En effet, le piémont oriental andin a été exploité et occupé par les conquérants espagnols depuis une époque relativement reculée, essentiellement du fait de la présence de nombreux gisements aurifères. Cependant, suite aux soulèvements indigènes du XVIème siècle et, par la suite, de l'expulsion des Jésuites au XVIIIème siècle, la région est restée pratiquement abandonnée (Lovecchio et Glaser, 2006). À partir de recherches réalisées dans les archives de Quito et Cuenca -entre autres- (Aguilar, 1974; ANH/C, 521-258, 1676; ANH/C: 107.853, ff. 13-19, 1711; ANH/Q, série tierras, caisse 14, ff. 27-32, 1682; ANH/Q, série cacicazgos, caisse 21, livre 5, ff. 27-32, 1782; Archives Écclésiastiques de Cuenca, Dossier Gob. Administración, f. 42, 1736; Archives Municipales de Cuenca, feuillet 67 v., 1982; Cárdenas, 2004; Oberem, 1974; Segarra, 2003; Tinoco, 1947; Truhán, 1995), il a été possible de retracer une partie de la généalogie de don Diego Tasa, cacique principal des Cuyes à l'époque des premières années de la Colonisation espagnole, et de récupérer un document datant de 1586 (dans Aguilar, 1974), faisant référence à six établissements humains situés dans la Vallée du fleuve Cuyes à cette époque. En ce qui concerne les voies d'accès à la vallée (ANH/C L. 514- 486, 1657; ANH/C, L. 538-729 v., 1736; Archives Municipales de Cuenca, feuillet 64 v., 1982; Benavente, 1994; Carrasco, 1986; Idrovo, 2000; Tello, 1992; Truhán, 1995), dès 1550, les sources ethno-historiques révèlent l'existence de deux chemins: le premier, relié au "Camino Real" inca, au niveau de Jima, et le deuxième, longeant le fleuve Cuchipamba, depuis Sigsig. Un autre sujet récurrent en ce qui concerne le registre ethno-historique de la Vallée du Fleuve Cuyes est celui des raids guerriers des nommés "Jivaros", ainsi que le signalent Domingo de los Ángeles (1991) et Vásquez de Espinoza (dans Chacón, 1989), entre autres.

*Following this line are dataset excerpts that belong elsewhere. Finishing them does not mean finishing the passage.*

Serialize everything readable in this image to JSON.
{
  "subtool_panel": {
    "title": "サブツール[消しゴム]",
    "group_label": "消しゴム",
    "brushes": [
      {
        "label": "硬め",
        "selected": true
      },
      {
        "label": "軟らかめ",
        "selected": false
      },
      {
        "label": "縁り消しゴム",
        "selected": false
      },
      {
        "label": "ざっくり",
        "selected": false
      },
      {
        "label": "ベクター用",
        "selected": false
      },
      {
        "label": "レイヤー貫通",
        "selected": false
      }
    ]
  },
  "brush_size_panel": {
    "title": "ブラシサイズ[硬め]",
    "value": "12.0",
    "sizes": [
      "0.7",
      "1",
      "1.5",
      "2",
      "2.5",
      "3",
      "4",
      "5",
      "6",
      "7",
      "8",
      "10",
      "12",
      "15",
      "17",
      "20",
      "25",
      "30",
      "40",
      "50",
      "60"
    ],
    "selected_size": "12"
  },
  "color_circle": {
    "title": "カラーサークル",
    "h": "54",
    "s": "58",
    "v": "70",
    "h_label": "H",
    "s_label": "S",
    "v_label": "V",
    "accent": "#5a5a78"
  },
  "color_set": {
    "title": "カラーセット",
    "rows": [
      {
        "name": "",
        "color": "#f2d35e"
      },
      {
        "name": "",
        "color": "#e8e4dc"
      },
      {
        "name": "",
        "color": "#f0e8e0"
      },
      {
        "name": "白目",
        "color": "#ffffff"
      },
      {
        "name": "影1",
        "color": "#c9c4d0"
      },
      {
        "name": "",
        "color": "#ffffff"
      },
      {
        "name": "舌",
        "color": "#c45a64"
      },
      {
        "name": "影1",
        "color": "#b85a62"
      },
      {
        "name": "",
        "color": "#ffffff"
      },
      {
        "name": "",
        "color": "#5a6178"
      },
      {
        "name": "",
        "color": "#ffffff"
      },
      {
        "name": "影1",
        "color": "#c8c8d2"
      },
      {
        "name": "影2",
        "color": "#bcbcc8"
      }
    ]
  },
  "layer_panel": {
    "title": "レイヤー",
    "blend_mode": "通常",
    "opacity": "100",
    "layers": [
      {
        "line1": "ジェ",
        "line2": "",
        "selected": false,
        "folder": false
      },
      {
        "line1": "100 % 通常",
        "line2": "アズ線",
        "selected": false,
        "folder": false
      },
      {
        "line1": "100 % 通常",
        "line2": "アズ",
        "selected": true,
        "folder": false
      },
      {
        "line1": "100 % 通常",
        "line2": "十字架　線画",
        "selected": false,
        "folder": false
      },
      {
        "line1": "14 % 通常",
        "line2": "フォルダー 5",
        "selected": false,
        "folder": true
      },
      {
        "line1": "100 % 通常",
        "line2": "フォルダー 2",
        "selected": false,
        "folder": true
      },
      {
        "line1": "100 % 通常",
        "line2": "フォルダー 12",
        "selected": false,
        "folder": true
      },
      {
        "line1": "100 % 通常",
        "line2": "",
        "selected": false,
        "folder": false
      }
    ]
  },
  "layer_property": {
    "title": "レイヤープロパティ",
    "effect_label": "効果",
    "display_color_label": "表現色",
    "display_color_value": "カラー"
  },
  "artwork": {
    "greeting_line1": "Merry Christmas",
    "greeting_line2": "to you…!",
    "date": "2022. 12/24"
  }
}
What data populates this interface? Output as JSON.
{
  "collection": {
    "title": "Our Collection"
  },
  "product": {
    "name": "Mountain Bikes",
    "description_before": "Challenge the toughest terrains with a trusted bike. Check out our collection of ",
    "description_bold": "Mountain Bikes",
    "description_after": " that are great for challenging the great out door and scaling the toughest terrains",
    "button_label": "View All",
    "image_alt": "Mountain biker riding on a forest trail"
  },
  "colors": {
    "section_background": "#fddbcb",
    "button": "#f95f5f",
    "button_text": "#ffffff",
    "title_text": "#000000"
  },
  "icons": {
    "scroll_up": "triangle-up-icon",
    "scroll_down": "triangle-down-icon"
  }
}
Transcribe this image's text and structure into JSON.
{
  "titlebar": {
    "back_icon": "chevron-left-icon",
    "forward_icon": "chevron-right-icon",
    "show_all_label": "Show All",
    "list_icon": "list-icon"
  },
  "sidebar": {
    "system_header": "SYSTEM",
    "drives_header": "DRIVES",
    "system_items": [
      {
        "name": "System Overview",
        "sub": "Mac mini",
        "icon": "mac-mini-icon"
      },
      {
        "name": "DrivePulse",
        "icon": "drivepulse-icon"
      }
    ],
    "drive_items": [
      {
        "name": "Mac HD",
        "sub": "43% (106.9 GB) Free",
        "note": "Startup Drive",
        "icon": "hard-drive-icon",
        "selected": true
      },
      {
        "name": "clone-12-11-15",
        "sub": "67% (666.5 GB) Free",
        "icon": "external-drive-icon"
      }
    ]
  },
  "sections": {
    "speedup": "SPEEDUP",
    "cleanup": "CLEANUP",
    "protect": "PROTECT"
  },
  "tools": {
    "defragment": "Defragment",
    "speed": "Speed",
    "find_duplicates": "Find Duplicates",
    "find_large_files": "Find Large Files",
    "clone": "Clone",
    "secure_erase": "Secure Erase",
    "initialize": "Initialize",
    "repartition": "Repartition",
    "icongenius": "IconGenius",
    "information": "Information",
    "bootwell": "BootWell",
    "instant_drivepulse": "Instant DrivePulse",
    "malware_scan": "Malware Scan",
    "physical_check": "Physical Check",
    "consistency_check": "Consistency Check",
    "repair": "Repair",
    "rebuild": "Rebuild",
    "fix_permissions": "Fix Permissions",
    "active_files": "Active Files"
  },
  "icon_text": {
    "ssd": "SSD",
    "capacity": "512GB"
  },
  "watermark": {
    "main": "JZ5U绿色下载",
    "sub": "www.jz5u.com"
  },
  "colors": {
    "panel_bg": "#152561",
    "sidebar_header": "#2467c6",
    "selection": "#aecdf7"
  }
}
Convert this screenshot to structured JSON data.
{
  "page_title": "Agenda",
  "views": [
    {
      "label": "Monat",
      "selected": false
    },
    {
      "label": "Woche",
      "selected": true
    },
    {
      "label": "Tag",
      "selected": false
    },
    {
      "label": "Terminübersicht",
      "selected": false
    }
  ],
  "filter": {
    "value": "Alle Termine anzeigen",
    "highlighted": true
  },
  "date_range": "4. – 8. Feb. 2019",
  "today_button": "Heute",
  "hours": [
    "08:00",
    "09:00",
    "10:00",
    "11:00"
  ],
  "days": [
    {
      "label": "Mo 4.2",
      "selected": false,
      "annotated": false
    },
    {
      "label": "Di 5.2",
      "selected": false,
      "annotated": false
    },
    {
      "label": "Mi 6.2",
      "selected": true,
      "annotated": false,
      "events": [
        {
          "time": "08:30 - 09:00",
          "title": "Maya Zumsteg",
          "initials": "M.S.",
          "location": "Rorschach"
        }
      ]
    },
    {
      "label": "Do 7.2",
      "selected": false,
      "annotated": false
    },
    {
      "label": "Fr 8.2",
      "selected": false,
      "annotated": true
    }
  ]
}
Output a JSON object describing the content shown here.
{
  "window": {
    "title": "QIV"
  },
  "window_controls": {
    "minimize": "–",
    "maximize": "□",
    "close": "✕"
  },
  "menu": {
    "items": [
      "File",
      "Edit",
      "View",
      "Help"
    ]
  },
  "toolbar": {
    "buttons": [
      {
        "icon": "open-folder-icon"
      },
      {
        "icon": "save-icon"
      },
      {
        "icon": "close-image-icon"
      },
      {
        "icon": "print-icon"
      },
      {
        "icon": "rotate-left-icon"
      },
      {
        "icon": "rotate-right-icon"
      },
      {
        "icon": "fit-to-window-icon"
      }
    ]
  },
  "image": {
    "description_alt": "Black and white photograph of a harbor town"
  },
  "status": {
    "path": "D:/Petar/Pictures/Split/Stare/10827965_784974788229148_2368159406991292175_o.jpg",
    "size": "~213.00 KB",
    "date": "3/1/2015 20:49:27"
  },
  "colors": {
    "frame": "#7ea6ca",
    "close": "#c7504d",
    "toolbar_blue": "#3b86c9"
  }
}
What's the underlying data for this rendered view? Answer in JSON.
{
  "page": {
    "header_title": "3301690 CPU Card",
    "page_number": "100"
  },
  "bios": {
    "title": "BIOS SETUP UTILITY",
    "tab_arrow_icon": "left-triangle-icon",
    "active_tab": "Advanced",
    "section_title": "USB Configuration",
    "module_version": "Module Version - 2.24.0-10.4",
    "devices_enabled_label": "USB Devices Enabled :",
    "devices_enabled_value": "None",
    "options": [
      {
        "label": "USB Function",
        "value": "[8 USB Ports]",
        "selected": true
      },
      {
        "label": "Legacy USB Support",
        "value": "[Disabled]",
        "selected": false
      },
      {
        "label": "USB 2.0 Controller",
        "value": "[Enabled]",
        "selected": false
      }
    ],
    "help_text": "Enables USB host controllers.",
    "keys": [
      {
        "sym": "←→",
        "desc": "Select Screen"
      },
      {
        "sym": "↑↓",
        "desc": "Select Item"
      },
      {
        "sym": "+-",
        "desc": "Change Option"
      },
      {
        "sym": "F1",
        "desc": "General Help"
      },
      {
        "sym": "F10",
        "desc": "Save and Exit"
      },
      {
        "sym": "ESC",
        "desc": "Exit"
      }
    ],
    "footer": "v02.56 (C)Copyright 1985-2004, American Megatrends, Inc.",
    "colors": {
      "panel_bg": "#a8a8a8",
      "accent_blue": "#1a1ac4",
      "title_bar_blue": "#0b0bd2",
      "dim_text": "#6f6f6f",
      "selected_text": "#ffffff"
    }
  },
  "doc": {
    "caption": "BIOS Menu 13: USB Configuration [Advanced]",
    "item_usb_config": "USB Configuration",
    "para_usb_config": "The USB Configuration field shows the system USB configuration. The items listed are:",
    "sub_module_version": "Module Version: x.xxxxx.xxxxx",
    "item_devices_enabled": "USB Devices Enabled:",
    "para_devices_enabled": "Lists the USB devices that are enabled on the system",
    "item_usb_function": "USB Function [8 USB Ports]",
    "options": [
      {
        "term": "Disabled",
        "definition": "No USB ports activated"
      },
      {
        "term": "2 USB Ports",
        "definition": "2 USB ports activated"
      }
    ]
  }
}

Pourtant, les documents ethno-historiques ne sont guerre plus précis en ce qui concerne l'identité des Cuyes, raison pour laquelle les recherches contemporaines ont défini deux grandes hypothèses à ce sujet: la première, défendue par Taylor (1988) et Salazar (2004), établit que la vallée du Fleuve Cuyes dépendait de centres cañaris installés dans la Sierra, dans le cadre d'un système d'exploitation vertical des ressources, tandis que la deuxième, défendue par Carrillo (2003, n/d), soutient qu'il s'agissait plutôt d'une puissante chefferie autonome. Ces hypothèses ont comme arrière-plan un scénario complexe, puisqu’il s'agit d'une région de frontière écologique et culturelle entre la Sierra et l'Amazonie. Dans ce contexte, un autre sujet de débat est la présence inca dans la région. En général, l'on dispose de peu d'informations au sujet des incursions incas en Amazonie, bien qu'au Pérou et en Bolivie, les recherches menées par Berthelot (9186) et Paärssinen et Siiriännen (2006) dans certains secteurs du piémont oriental révèlent une présence inca indirecte, scellée par le biais d'alliances stratégiques de parenté, et soutenues par l'intérêt suscité du fait des gisements aurifères.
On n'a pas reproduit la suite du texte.